Rhonda followed up with the a new physician after being released from the hospital. Her skin wasn’t absorbing the medication from the patches, so her doctor prescribed morphine.

Rhonda stayed on lower doses of morphine -- 125 milligrams three times a day -- Fioricet and Ambien. But when she and her husband moved out of the state, Rhonda had difficulty finding a physician who would prescribe narcotics.

So, in June 2011, she decided to quit using narcotics. The lower dosage, however, made withdrawing from the morphine less severe. Still, she was sick for two months.

“But I’m glad for it now. I’m glad,” Rhonda said. “I’m just not a slave to it anymore.”

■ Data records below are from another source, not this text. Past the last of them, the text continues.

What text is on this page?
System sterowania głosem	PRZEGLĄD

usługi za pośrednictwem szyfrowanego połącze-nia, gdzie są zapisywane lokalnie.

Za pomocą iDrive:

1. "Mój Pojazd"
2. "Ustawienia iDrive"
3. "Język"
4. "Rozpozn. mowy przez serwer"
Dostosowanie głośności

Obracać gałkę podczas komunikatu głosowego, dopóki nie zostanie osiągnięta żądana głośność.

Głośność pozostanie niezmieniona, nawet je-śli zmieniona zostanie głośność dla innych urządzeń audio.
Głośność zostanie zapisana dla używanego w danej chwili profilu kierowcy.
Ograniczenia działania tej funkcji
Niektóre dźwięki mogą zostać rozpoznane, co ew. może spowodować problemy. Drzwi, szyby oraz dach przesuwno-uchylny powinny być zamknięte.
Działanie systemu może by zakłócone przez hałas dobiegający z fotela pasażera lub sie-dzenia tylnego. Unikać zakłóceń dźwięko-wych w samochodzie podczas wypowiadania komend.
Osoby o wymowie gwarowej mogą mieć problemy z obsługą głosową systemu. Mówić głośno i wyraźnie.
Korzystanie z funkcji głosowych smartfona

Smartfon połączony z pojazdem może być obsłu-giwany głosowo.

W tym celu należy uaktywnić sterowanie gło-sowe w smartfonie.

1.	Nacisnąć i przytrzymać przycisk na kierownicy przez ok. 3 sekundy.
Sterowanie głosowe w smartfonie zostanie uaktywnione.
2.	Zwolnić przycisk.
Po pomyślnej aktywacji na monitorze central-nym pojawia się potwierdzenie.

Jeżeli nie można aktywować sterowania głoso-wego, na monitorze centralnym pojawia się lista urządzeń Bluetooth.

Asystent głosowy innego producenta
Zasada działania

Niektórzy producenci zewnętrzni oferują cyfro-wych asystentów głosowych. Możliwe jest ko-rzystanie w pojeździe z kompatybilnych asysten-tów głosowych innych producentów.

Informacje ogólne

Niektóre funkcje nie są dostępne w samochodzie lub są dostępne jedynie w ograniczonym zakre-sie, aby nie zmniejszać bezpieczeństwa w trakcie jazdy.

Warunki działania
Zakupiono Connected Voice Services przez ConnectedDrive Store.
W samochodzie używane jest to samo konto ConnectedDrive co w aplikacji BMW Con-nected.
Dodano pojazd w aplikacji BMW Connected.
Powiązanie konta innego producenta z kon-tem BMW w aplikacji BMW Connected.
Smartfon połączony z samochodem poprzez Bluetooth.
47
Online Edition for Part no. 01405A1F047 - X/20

Rhonda and her family moved back to Clark County in June 2011. And today, Rhonda’s only medications are Fioricet and Ambien, neither of which are narcotic. Every once in awhile, when her migraines are particularly severe, she’ll take a Vicodin. But never more than one or two pills per month, she said.

Rhonda, at age 46, still has pain every single day. But she has turned to alternative methods of pain management, such as exercise, stretching, heating and icing. Still there are days she wants to give in.

“It’s 100 percent worth it,” she said. “But then there’s days when I hurt so bad I want to pick up the phone and call the doctor for prescriptions.”

Rhonda is also working to rebuild relationships with her family and to shed the stigma of a drug addict. Regaining her family’s trust has taken time. And Rhonda is full of guilt and anger.

“I just was following my doctor’s orders,” she said. “Now I’m a drug addict, and I have to live with that.”

Still, Rhonda doesn’t place all of the blame with Bell. She blames the DEA and Washington State Department of Health investigations, which she said made local physicians frightened to prescribe narcotics. That fear meant Rhonda had to quit cold turkey.

She also takes personal responsibility for continuing to take the medications even as the dosage climbed.

The experience is one Rhonda vows to never relive.

“I have too much to live for,” she said. “My sense of survival is strong.”